In my defense, the supplies in Canada are prohibitively expensive and the vendor options are limited. In the US, a roll of iron on vinyl can be as little as $2 or $3, whereas up here, minimum $15 and the single big box craft store chain up here doesn’t offer coupons for these products nor do they put them on sale often. The US/Canada exchange rate along with shipping & Customs fees also save us no money, so playing with projects is definitely a more tentative pursuit.
Still, I do play with it and have ideas, although nothing like some of the creators on the Cricut Facebook groups….OH MY GOODNESS! They are out of this world creative.
Anyway, in an effort to use the teal beast more often, I try to find projects that are basically ready to go. I’m not a designer & probably never will be other than in small ways.

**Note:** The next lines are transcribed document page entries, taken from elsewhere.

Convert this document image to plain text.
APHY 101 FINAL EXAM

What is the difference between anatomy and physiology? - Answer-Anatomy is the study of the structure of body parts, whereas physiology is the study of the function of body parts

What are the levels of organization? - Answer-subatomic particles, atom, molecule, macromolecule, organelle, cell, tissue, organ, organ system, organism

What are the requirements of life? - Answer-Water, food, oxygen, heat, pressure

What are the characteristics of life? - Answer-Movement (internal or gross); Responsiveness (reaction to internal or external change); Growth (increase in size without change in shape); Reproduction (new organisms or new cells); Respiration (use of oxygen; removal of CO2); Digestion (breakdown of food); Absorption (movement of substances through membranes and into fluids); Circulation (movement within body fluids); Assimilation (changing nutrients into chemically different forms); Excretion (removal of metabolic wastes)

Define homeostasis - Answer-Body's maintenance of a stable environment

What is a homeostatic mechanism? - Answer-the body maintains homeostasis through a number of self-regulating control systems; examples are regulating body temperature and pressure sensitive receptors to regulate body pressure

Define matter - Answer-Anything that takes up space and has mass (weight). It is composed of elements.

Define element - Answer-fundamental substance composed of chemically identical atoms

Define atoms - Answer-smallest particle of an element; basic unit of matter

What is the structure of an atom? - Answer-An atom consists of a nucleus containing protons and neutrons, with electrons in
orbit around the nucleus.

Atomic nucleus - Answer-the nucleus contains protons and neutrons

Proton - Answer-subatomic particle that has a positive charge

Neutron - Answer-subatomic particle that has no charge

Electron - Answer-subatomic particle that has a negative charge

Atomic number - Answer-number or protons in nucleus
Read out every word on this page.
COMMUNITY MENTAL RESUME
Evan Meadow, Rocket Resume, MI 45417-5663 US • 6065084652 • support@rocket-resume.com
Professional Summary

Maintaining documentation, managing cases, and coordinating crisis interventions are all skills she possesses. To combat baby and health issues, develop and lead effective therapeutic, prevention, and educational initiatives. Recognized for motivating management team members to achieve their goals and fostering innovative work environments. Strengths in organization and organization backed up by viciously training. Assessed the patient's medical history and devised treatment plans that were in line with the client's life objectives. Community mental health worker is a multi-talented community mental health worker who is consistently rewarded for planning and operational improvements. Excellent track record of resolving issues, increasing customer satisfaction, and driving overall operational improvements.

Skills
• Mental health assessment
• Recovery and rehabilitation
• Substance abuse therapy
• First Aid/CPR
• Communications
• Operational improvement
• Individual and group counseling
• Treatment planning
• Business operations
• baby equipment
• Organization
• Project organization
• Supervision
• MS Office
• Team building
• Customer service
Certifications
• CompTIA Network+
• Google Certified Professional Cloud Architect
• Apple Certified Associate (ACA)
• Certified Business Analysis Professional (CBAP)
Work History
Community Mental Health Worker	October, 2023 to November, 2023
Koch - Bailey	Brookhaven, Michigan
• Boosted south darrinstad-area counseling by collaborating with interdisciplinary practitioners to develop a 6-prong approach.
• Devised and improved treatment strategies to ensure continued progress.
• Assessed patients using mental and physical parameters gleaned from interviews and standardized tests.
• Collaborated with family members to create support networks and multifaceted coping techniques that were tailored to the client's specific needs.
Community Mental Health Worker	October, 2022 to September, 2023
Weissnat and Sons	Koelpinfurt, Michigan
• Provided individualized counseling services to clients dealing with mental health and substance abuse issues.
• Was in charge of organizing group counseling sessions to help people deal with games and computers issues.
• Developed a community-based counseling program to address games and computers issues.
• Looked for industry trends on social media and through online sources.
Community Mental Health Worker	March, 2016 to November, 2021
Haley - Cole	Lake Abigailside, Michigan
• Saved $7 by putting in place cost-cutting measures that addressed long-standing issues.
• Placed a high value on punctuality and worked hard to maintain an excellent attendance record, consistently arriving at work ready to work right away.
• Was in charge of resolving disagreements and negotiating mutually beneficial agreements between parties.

This week, I found monograms that are cut out in layers & put together so they are 3-D….and just so pretty. So, I downloaded & did a “W” for my last name. So simple, so easy, so pretty!
I got the monogram set from http://www.specialheartstudio.com – go there, their designs are lovely. Basically, I downloaded the whole package to my laptop, unzipped the files, uploaded the “W” to design space and Whamalam!
I must say, the only thing I could not figure out is how to tell, onscreen, which piece was which….back, next up, next up, top, but that is my unfamiliarity rather than a design flaw.
I think next time I do one, I’m going to try adding a small tab on each layer so the layers will be perfectly aligned – doing it by eye is tough.
The thing that took the longest to do is putting the sticky tabs on each piece to put some space between each layer.
If you look closely at the final picture, you can see the edges of the white sticky tabs – next time, I’ll just use the glue gun. All in all, I call this project a win and any failings are mine not the designer of the monogram.
In case anyone ever wonders, the paper is just a book of cardstock from the craft store in coordinating colours.
So, please – use your Cricut, people! There are loads of free or very inexpensive designs available online to practice on. Make it worth the crazy amount of money you spent on it and the supplies.